Já o Brasil está numa situação aparentemente boa. Primeiro, estamos já inseridos na nova mundialização através do petróleo, da produção de alimentos e dos minerais. O nosso desafio é não ficar estourando de felicidade por estarmos bem. Precisamos reposicionar a nossa indústria, seja para a competição internacional, seja para o retorno à expansão do mercado interno. A dificuldade maior será articular a relação de força dos grupos sociais que desequilibre a atual posição das finanças (bancos nacionais e instituições financeiras internacionais) em favor da indústria e dos trabalhadores. E ainda, na dimensão ideológica, que rompa com a possível direitização das classes médias ascendentes, que adoram o governo, mas que a qualquer solavanco maior da economia estarão brigando contra ele. E com um problema mais complexo. Como articular o desenvolvimento dessa relação de grupos sociais com a composição política partidária e a reforma política encravada em dúvidas, visando um poder maior do país?

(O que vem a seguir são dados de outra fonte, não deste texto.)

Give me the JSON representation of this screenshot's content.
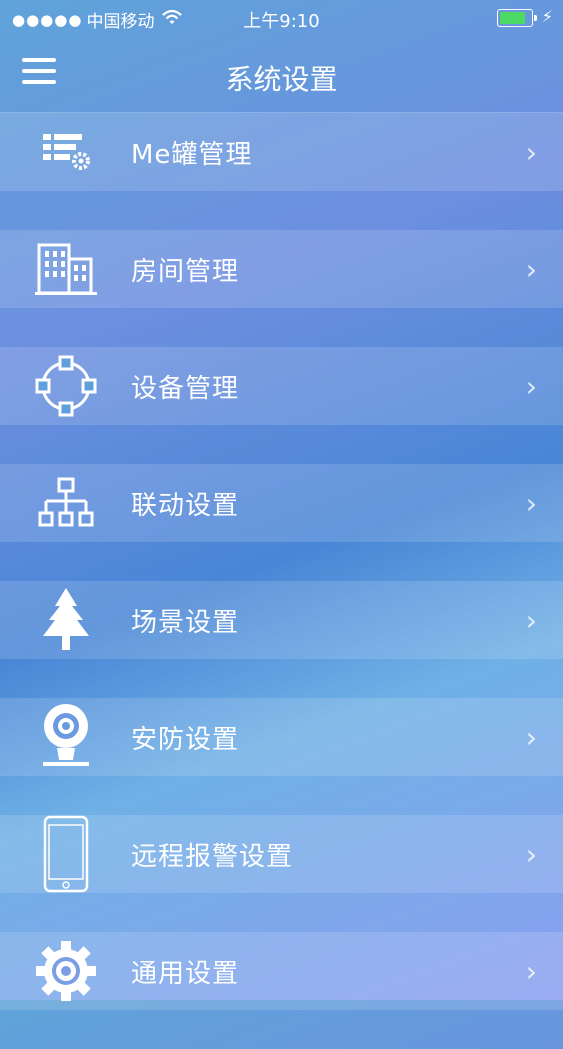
{
  "status_bar": {
    "signal": "●●●●●",
    "carrier": "中国移动",
    "time": "上午9:10",
    "battery_color": "#4cd964"
  },
  "nav": {
    "title": "系统设置",
    "menu_icon": "hamburger-icon"
  },
  "menu_items": [
    {
      "label": "Me罐管理",
      "icon": "list-settings-icon"
    },
    {
      "label": "房间管理",
      "icon": "building-icon"
    },
    {
      "label": "设备管理",
      "icon": "device-network-icon"
    },
    {
      "label": "联动设置",
      "icon": "hierarchy-icon"
    },
    {
      "label": "场景设置",
      "icon": "tree-icon"
    },
    {
      "label": "安防设置",
      "icon": "camera-icon"
    },
    {
      "label": "远程报警设置",
      "icon": "phone-icon"
    },
    {
      "label": "通用设置",
      "icon": "gear-icon"
    }
  ],
  "chevron": "›"
}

Dessa maneira, o que se pode ver neste início de 2012 é o eixo econômico chinês – composto da Ásia, da América Latina (Brasil, incluído), África – se mexendo para um movimento dinâmico, obviamente com a China correndo a maratona, e os demais, corridas de média e curta distância. E o eixo americano, senão parando, pelo menos mais lento, com os Estados Unidos bloqueado por lutas internas, a Inglaterra no meio do barulho americano e europeu, e a Europa, talvez passando sem pudor, do purgatório da economia e da política para a sem esperança do Inferno. (É o que diria o nosso amigo Dante: “Lasciate ogne speranza voi ch´intrate”). E, quem sabe, nessa passagem é que pode estar a grande ameaça do conflito bélico, talvez algum Napoleão europeu tente puxar a espada da guerra contra o Irã, numa busca de votos e dominância geopolítica de desespero, antecipando o desejo militar americano.
Esso é o sentimento que aparece agora, na virada do ano, quando a maré está enchendo. Mas, no preamar, o medo da ressaca existe. E, portanto, a pergunta assustadora: se a maré alta se expandir mais longe do que devia, haverá uma certa devastação no mundo, como a voluptuosidade que Capitu fez no coração de Bentinho, no romance “Don Casmurro” de Machado de Assis?